Dans l’école du bon sens, prosaïsme et simplicité sont peut-être synonymes. Pour ceux qui ont étudié les conditions de l’art dramatique, la simplicité n’exclut pas l’emploi des images. Or Léon, Camille et Reynold n’ont rien qui les élève au-dessus des figures que nous voyons chaque jour. Ce n’est vraiment pas la peine d’écrire en alexandrins pour dire avec le secours du rhythme et de la rime ce qui se dit sur le boulevard ou dans un salon, sans y rien changer. Lors même que M. Ponsard établirait la vérité parfaite de son œuvre, nous aurions encore le droit de lui demander pourquoi il n’a pas donné à sa pensée une forme poétique. Simple dans Lucrèce, dans Charlotte Corday, dans l’Honneur et l’Argent, il est demeuré dans la Bourse au-dessous de lui-même.

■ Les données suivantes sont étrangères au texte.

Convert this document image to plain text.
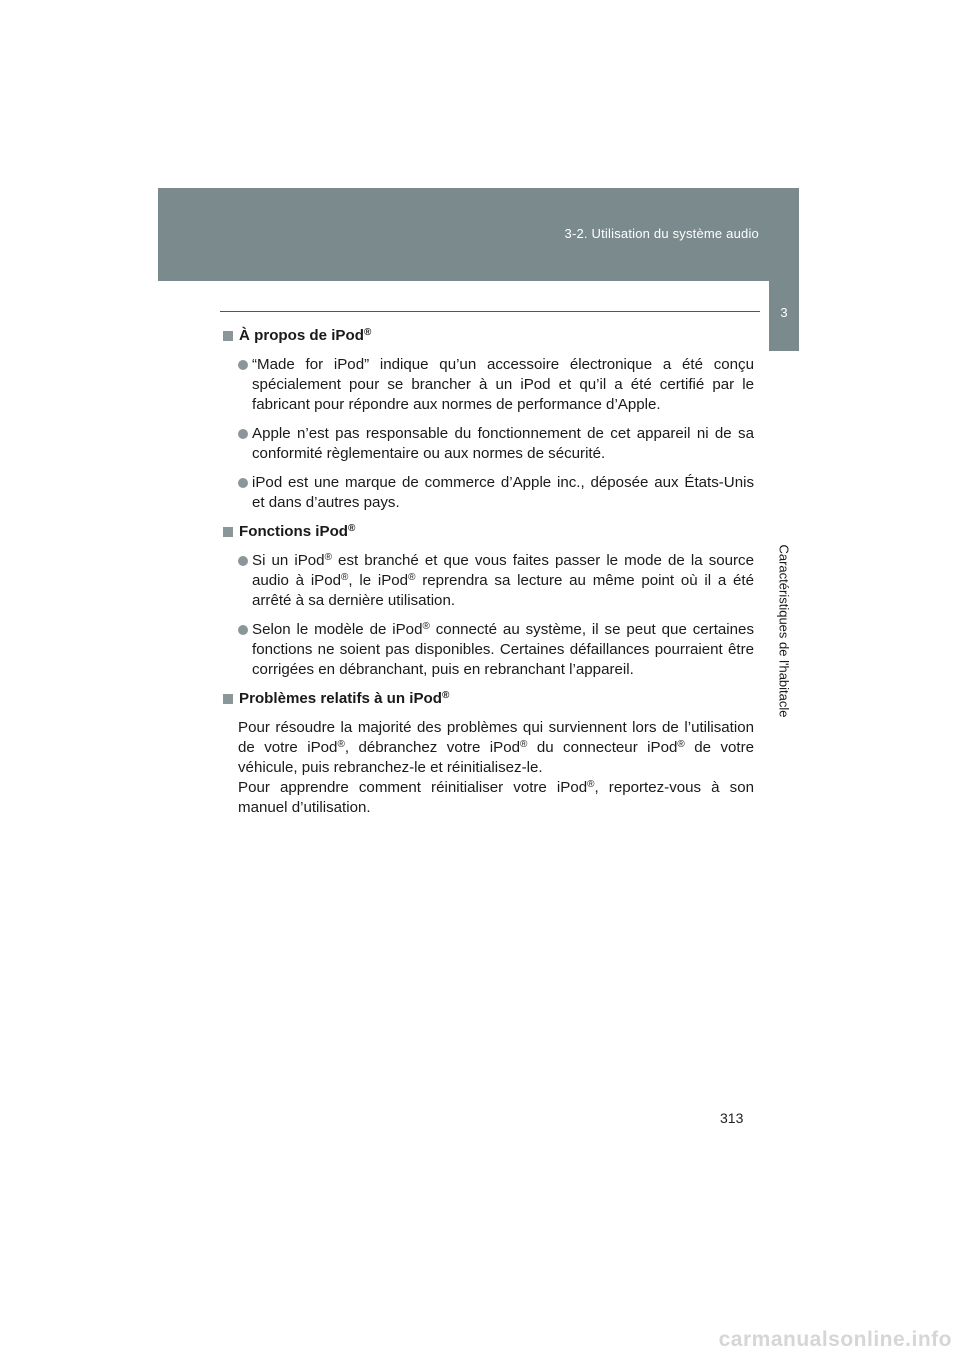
3-2. Utilisation du système audio
3
Caractéristiques de l'habitacle
À propos de iPod®
“Made for iPod” indique qu’un accessoire électronique a été conçu spécialement pour se brancher à un iPod et qu’il a été certifié par le fabricant pour répondre aux normes de performance d’Apple.
Apple n’est pas responsable du fonctionnement de cet appareil ni de sa conformité règlementaire ou aux normes de sécurité.
iPod est une marque de commerce d’Apple inc., déposée aux États-Unis et dans d’autres pays.
Fonctions iPod®
Si un iPod® est branché et que vous faites passer le mode de la source audio à iPod®, le iPod® reprendra sa lecture au même point où il a été arrêté à sa dernière utilisation.
Selon le modèle de iPod® connecté au système, il se peut que certaines fonctions ne soient pas disponibles. Certaines défaillances pourraient être corrigées en débranchant, puis en rebranchant l’appareil.
Problèmes relatifs à un iPod®
Pour résoudre la majorité des problèmes qui surviennent lors de l’utilisation de votre iPod®, débranchez votre iPod® du connecteur iPod® de votre véhicule, puis rebranchez-le et réinitialisez-le.
Pour apprendre comment réinitialiser votre iPod®, reportez-vous à son manuel d’utilisation.
313
carmanualsonline.info
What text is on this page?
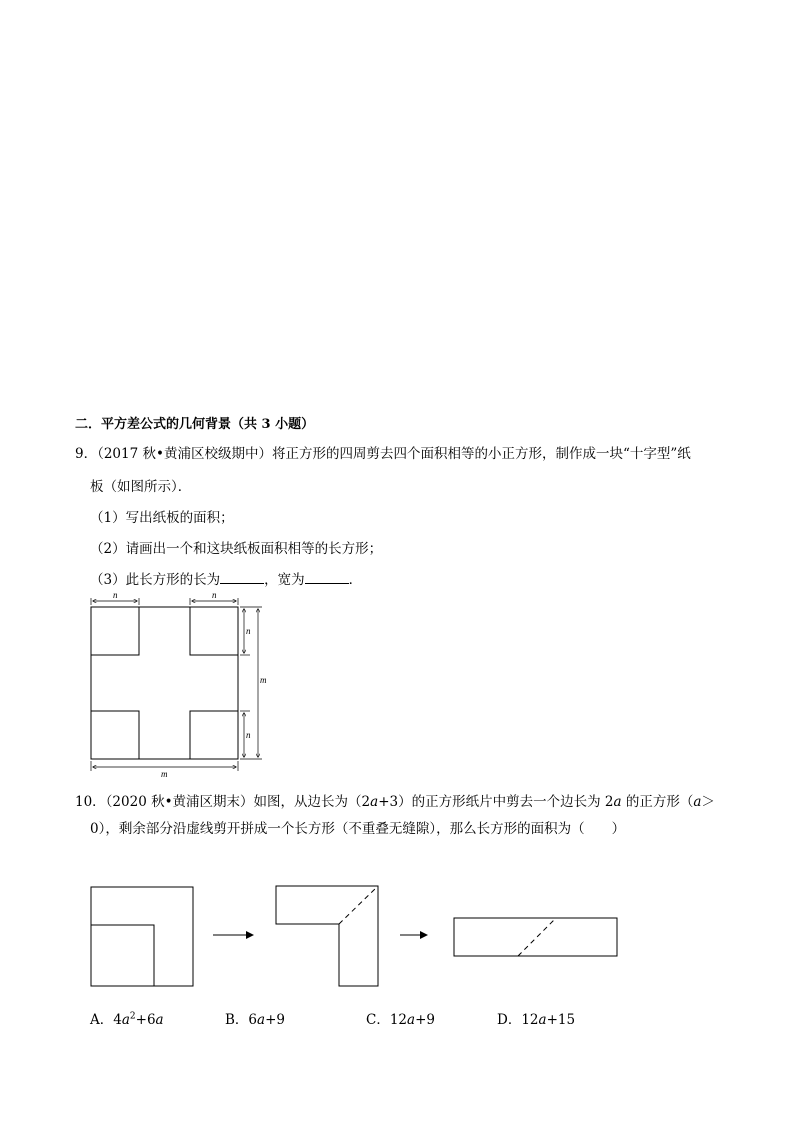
二．平方差公式的几何背景（共 3 小题）
9．（2017 秋•黄浦区校级期中）将正方形的四周剪去四个面积相等的小正方形，制作成一块“十字型”纸
板（如图所示）．
（1）写出纸板的面积；
（2）请画出一个和这块纸板面积相等的长方形；
（3）此长方形的长为	，宽为	．
n	n
n
n
m
m
10．（2020 秋•黄浦区期末）如图，从边长为（2a+3）的正方形纸片中剪去一个边长为 2a 的正方形（a＞
0），剩余部分沿虚线剪开拼成一个长方形（不重叠无缝隙），那么长方形的面积为（　　）
A．$4a^2+6a$	B．6a+9	C．12a+9	D．12a+15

Je ne sais pas comment il travaille, et je ne voudrais pas me livrer à des conjectures. Cependant il y a plus d’une scène qui semble d’abord écrite en prose, puis rimée après coup. Or la définition donnée à M. Jourdain par son maître de philosophie, excellente dans le Bourgeois Gentilhomme, n’a pas la même valeur quand on veut l’appliquer. Tout ce qui n’est pas écrit en prose n’est pas nécessairement écrit en vers : il ne suffit pas de compter des syllabes et d’assortir des rimes pour transformer la prose en poésie. Il faut absolument quelque chose de plus. Ce quelque chose est assez difficile à déterminer, j’en conviens. Les imaginations poétiques le trouvent sans effort ; les esprits prosaïques ne le devineront jamais. M. Ponsard a prouvé plus d’une fois qu’il n’ignore pas tout ce qu’il y a d’incomplet dans la définition du maître de philosophie : comment donc l’a-t-il oublié en écrivant la Bourse ? Il n’y a qu’une manière d’exprimer la nuance délicate que je veux indiquer : le prosateur pense en prose, le poète pense en vers. Une idée remaniée, à laquelle on impose plusieurs formes successives, ne garde jamais sa première fraîcheur, son premier éclat. On a beau consulter Richelet, on ne peut transformer la prose en poésie.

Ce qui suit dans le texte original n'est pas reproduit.